Жан-Франсуа Паро - Загадка улицы Блан-Манто
Возбужденная, нарочито выставляющая напоказ свою порочность, она внезапно показалась Николя очень красивой. От каждого взмаха рук, каждого поворота головы складки ее платья трепетно шелестели. На мгновение Николя даже решил, что это трепещет она сама.
— Как вам будет угодно, сударыня. Но сначала вы должны ответить на несколько вопросов, которые, судя по вашему не слишком скорбному виду, вряд ли вызовут у вас бурю эмоций. Поэтому задача моя упрощается, и я сразу перехожу к делу. Но прежде позволю себе напомнить, что жду от вас честных и правдивых ответов, иначе мне придется прибегнуть к иным методам допроса. Так что уповаю на ваше великодушие и жду от вас содействия.
Неожиданно Николя заметил, что волнение к лицу госпоже Ларден.
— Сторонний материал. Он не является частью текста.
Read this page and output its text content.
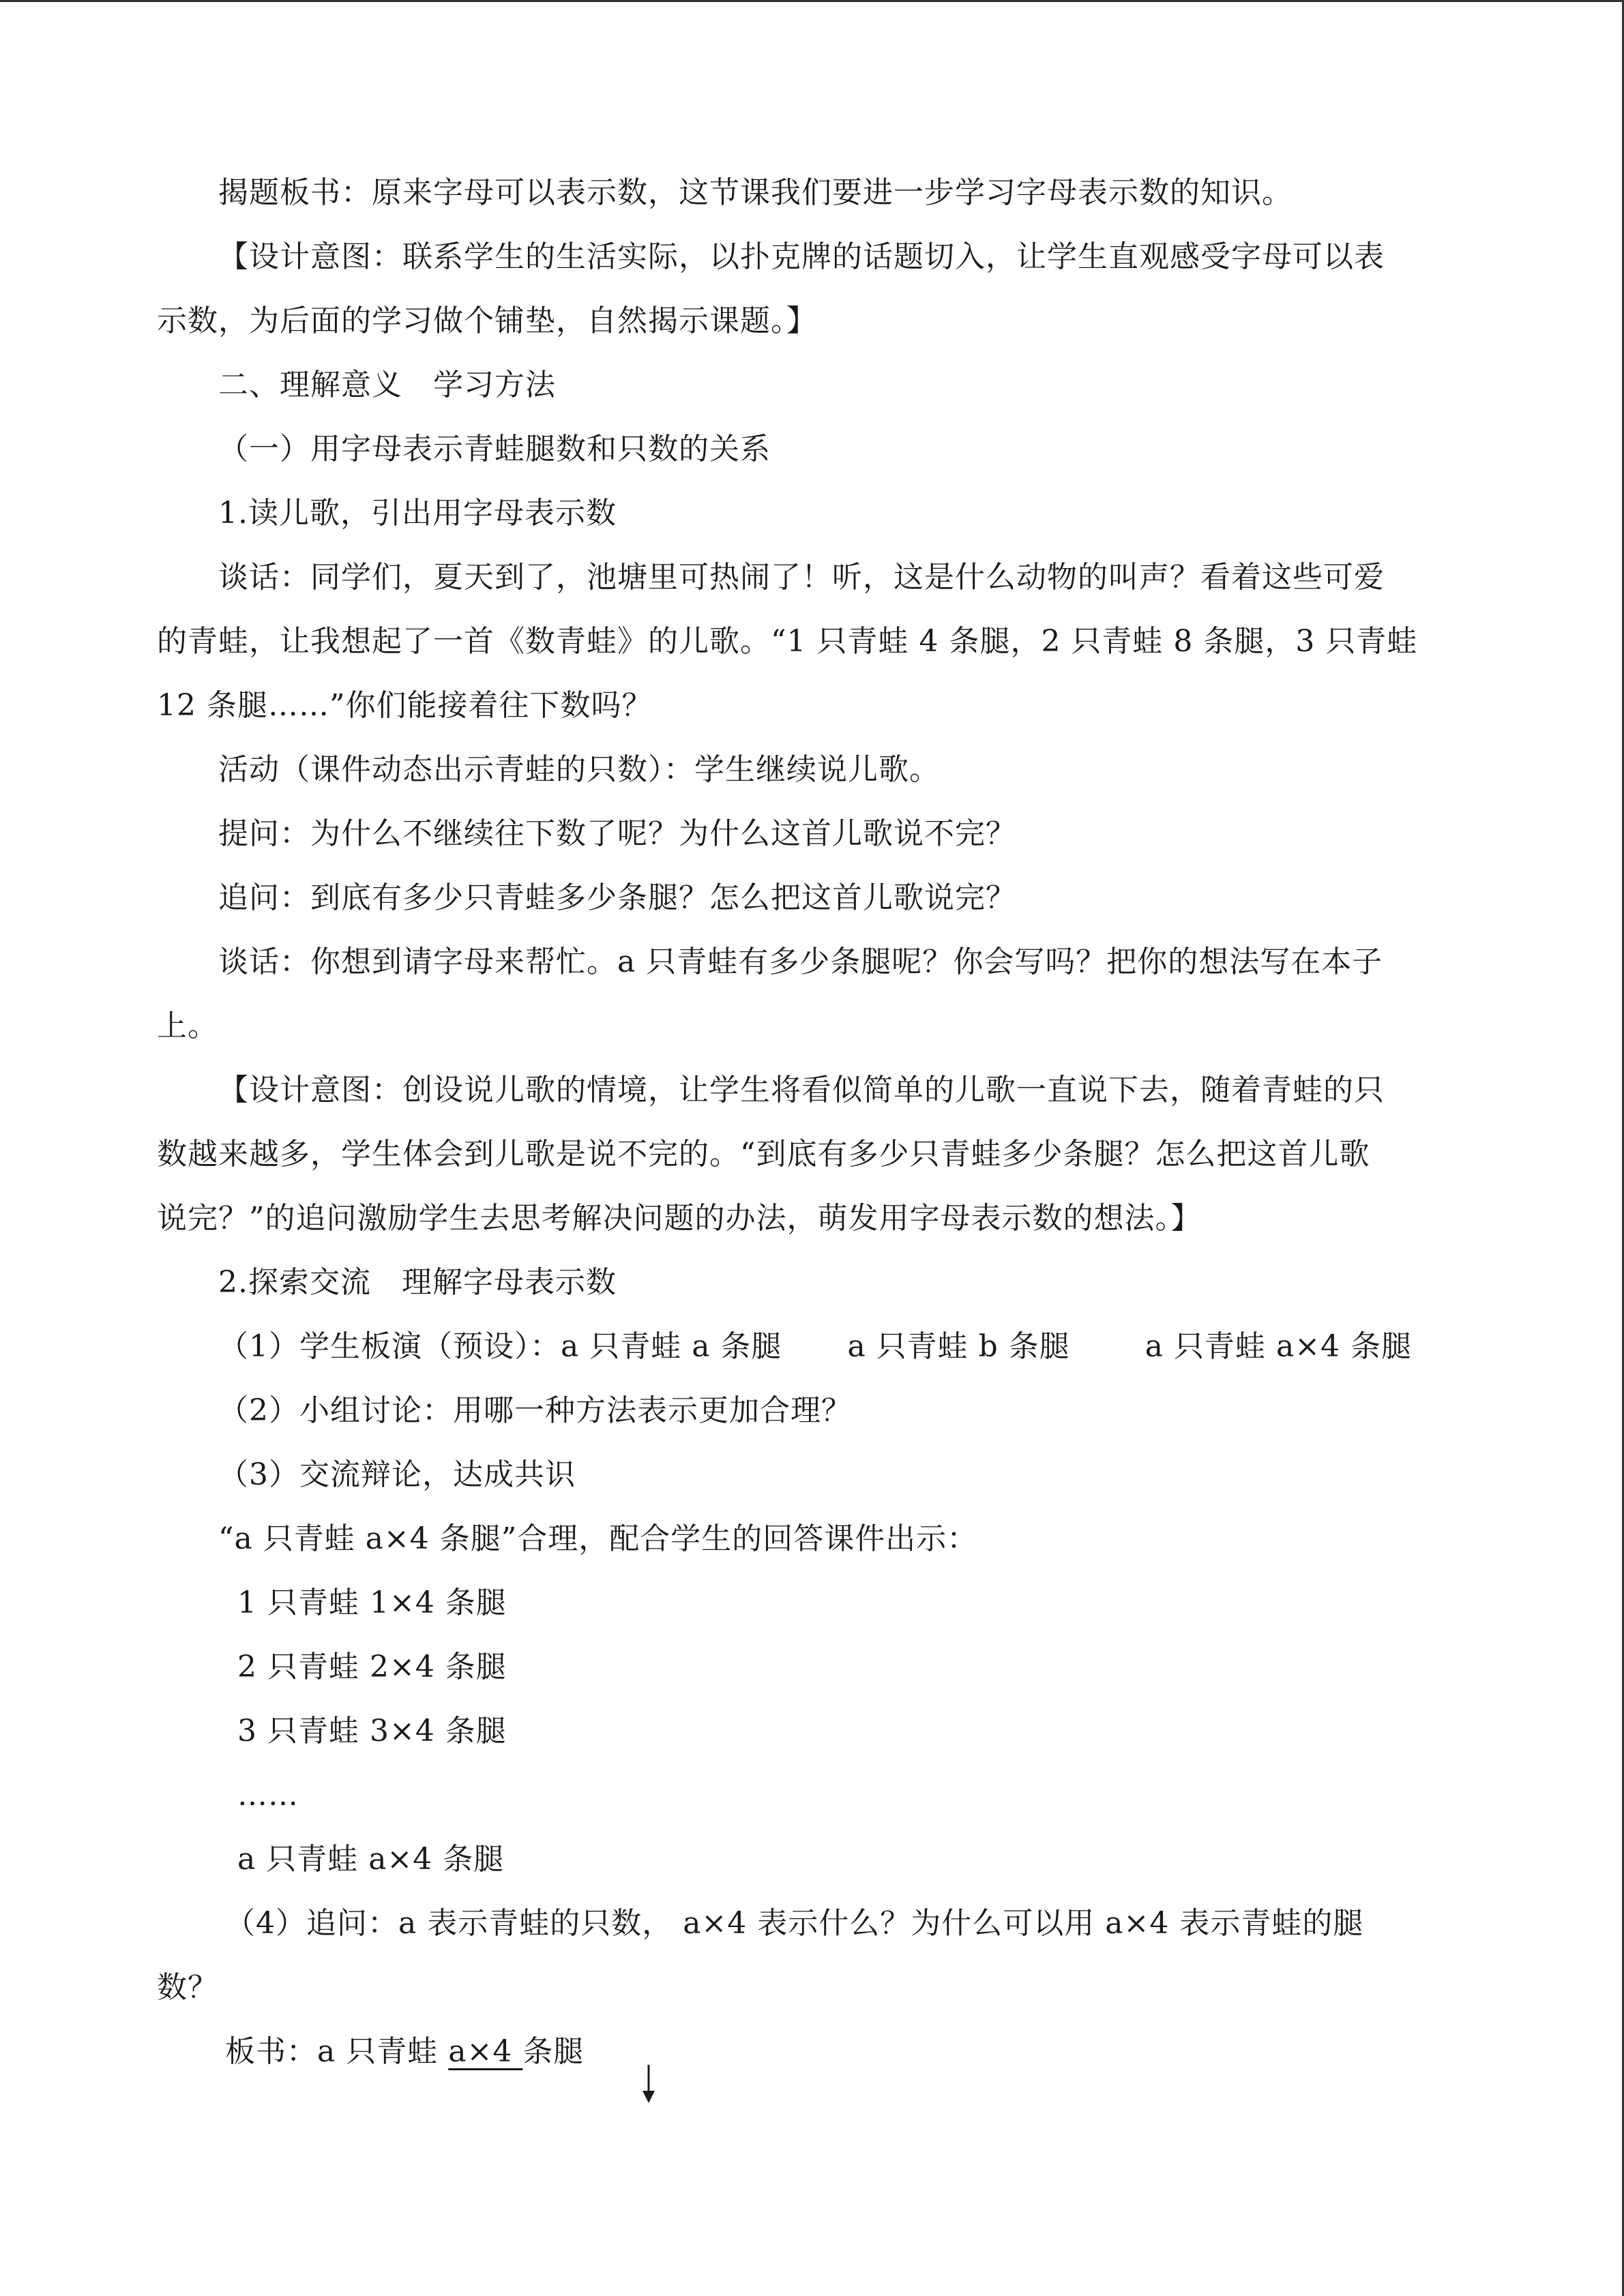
揭题板书：原来字母可以表示数，这节课我们要进一步学习字母表示数的知识。
【设计意图：联系学生的生活实际，以扑克牌的话题切入，让学生直观感受字母可以表
示数，为后面的学习做个铺垫，自然揭示课题。】
二、理解意义　学习方法
（一）用字母表示青蛙腿数和只数的关系
1.读儿歌，引出用字母表示数
谈话：同学们，夏天到了，池塘里可热闹了！听，这是什么动物的叫声？看着这些可爱
的青蛙，让我想起了一首《数青蛙》的儿歌。“1 只青蛙 4 条腿，2 只青蛙 8 条腿，3 只青蛙
12 条腿……”你们能接着往下数吗？
活动（课件动态出示青蛙的只数）：学生继续说儿歌。
提问：为什么不继续往下数了呢？为什么这首儿歌说不完？
追问：到底有多少只青蛙多少条腿？怎么把这首儿歌说完？
谈话：你想到请字母来帮忙。a 只青蛙有多少条腿呢？你会写吗？把你的想法写在本子
上。
【设计意图：创设说儿歌的情境，让学生将看似简单的儿歌一直说下去，随着青蛙的只
数越来越多，学生体会到儿歌是说不完的。“到底有多少只青蛙多少条腿？怎么把这首儿歌
说完？”的追问激励学生去思考解决问题的办法，萌发用字母表示数的想法。】
2.探索交流　理解字母表示数
（1）学生板演（预设）：a 只青蛙 a 条腿 a 只青蛙 b 条腿	a 只青蛙 a×4 条腿
（2）小组讨论：用哪一种方法表示更加合理？
（3）交流辩论，达成共识
“a 只青蛙 a×4 条腿”合理，配合学生的回答课件出示：
1 只青蛙 1×4 条腿
2 只青蛙 2×4 条腿
3 只青蛙 3×4 条腿
……
a 只青蛙 a×4 条腿
（4）追问：a 表示青蛙的只数， a×4 表示什么？为什么可以用 a×4 表示青蛙的腿
数？
板书：a 只青蛙 a×4 条腿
Горделиво вскинув голову, она быстро зашагала по комнате, громко шурша пышными шелковыми юбками.
— Хорошо, господин полицейский подмастерье. Я уступаю силе и страху перед испанским сапогом… Скорей задавайте ваши вопросы, меня ждут.
— В прошлую пятницу вечером вы выходили из дома. Куда вы ходили и в котором часу вы вернулись?
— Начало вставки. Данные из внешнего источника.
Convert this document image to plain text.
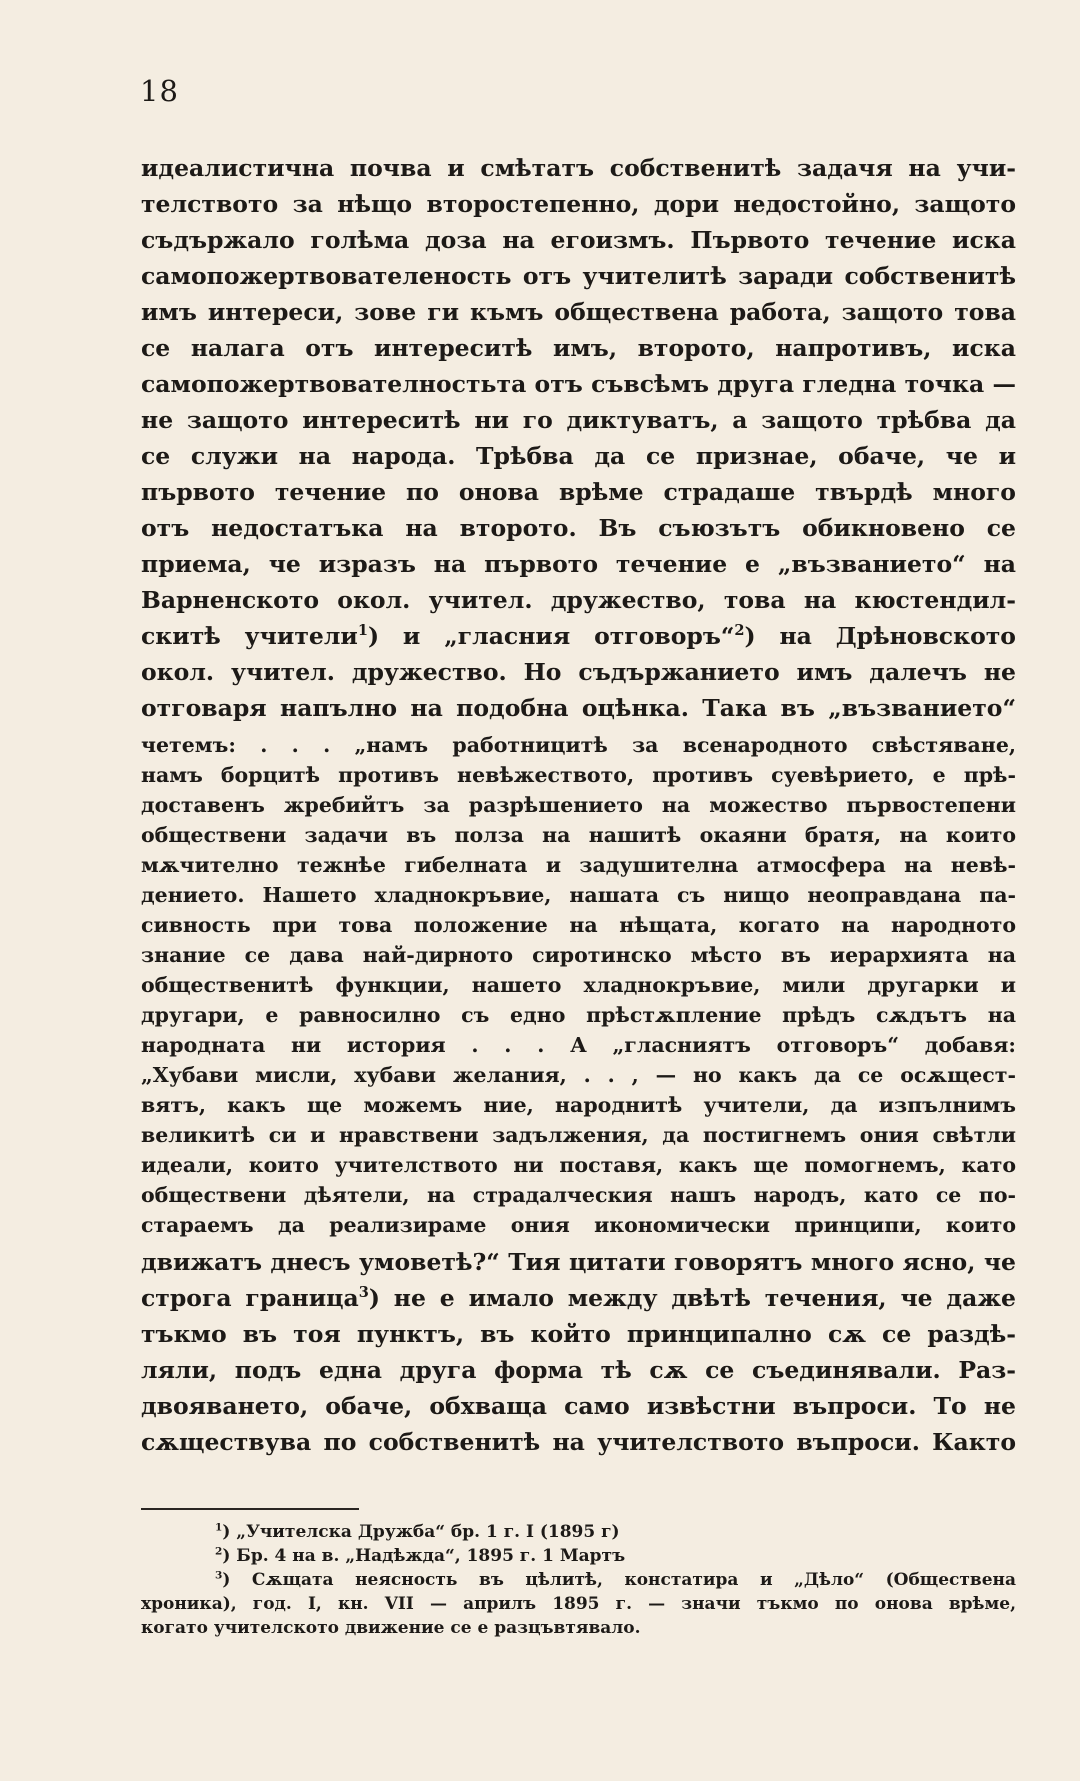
18
идеалистична почва и смѣтатъ собственитѣ задачя на учи-
телството за нѣщо второстепенно, дори недостойно, защото
съдържало голѣма доза на егоизмъ. Първото течение иска
самопожертвователеность отъ учителитѣ заради собственитѣ
имъ интереси, зове ги къмъ обществена работа, защото това
се налага отъ интереситѣ имъ, второто, напротивъ, иска
самопожертвователностьта отъ съвсѣмъ друга гледна точка —
не защото интереситѣ ни го диктуватъ, а защото трѣбва да
се служи на народа. Трѣбва да се признае, обаче, че и
първото течение по онова врѣме страдаше твърдѣ много
отъ недостатъка на второто. Въ съюзътъ обикновено се
приема, че изразъ на първото течение е „възванието“ на
Варненското окол. учител. дружество, това на кюстендил-
скитѣ учители$^1$) и „гласния отговоръ“$^2$) на Дрѣновското
окол. учител. дружество. Но съдържанието имъ далечъ не
отговаря напълно на подобна оцѣнка. Така въ „възванието“
четемъ: . . . „намъ работницитѣ за всенародното свѣстяване,
намъ борцитѣ противъ невѣжеството, противъ суевѣрието, е прѣ-
доставенъ жребийтъ за разрѣшението на можество първостепени
обществени задачи въ полза на нашитѣ окаяни братя, на които
мѫчително тежнѣе гибелната и задушителна атмосфера на невѣ-
дението. Нашето хладнокръвие, нашата съ нищо неоправдана па-
сивность при това положение на нѣщата, когато на народното
знание се дава най-дирното сиротинско мѣсто въ иерархията на
общественитѣ функции, нашето хладнокръвие, мили другарки и
другари, е равносилно съ едно прѣстѫпление прѣдъ сѫдътъ на
народната ни история . . . А „гласниятъ отговоръ“ добавя:
„Хубави мисли, хубави желания, . . , — но какъ да се осѫщест-
вятъ, какъ ще можемъ ние, народнитѣ учители, да изпълнимъ
великитѣ си и нравствени задължения, да постигнемъ ония свѣтли
идеали, които учителството ни поставя, какъ ще помогнемъ, като
обществени дѣятели, на страдалческия нашъ народъ, като се по-
стараемъ да реализираме ония икономически принципи, които
движатъ днесъ умоветѣ?“ Тия цитати говорятъ много ясно, че
строга граница$^3$) не е имало между двѣтѣ течения, че даже
тъкмо въ тоя пунктъ, въ който принципално сѫ се раздѣ-
ляли, подъ една друга форма тѣ сѫ се съединявали. Раз-
двояването, обаче, обхваща само извѣстни въпроси. То не
сѫществува по собственитѣ на учителството въпроси. Както
$^1$) „Учителска Дружба“ бр. 1 г. I (1895 г)
$^2$) Бр. 4 на в. „Надѣжда“, 1895 г. 1 Мартъ
$^3$) Сѫщата неясность въ цѣлитѣ, констатира и „Дѣло“ (Обществена
хроника), год. I, кн. VII — априлъ 1895 г. — значи тъкмо по онова врѣме,
когато учителското движение се е разцъвтявало.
— Вы хотите, чтобы я помнила каждый свой шаг? У меня секретаря нет!
— Напомню, сударыня, дабы освежить вашу память: именно в тот вечер исчез ваш муж.
— Кажется, я ходила к вечерне.
— В церковь Блан-Манто?
— А вы считаете, к вечерне можно пойти куда-нибудь в иное место, кроме церкви?
— Вы ходили именно в эту церковь или в какую-то другую?
— Ах, черт, конечно же, эта скотина проговорилась… Я ходила в церковь Пти-Сент-Антуан.
— В карнавальном плаще и в маске?
— А что вас не устраивает? Если во время карнавала знатная женщина, выходя вечером из дома, не хочет подвергнуться оскорблениям, она должна быть одета соответственно.
— Ваш плащ мог защитить вас от снега?
Облизнув губы, она уставилась на него в упор.
— В тот вечер не было снега. А от ветра он меня защитил.
Николя замолчал, и в комнате надолго повисла тишина.
— Почему вы меня ненавидите, Николя? — нарушив молчание, глухим голосом спросила Луиза Ларден.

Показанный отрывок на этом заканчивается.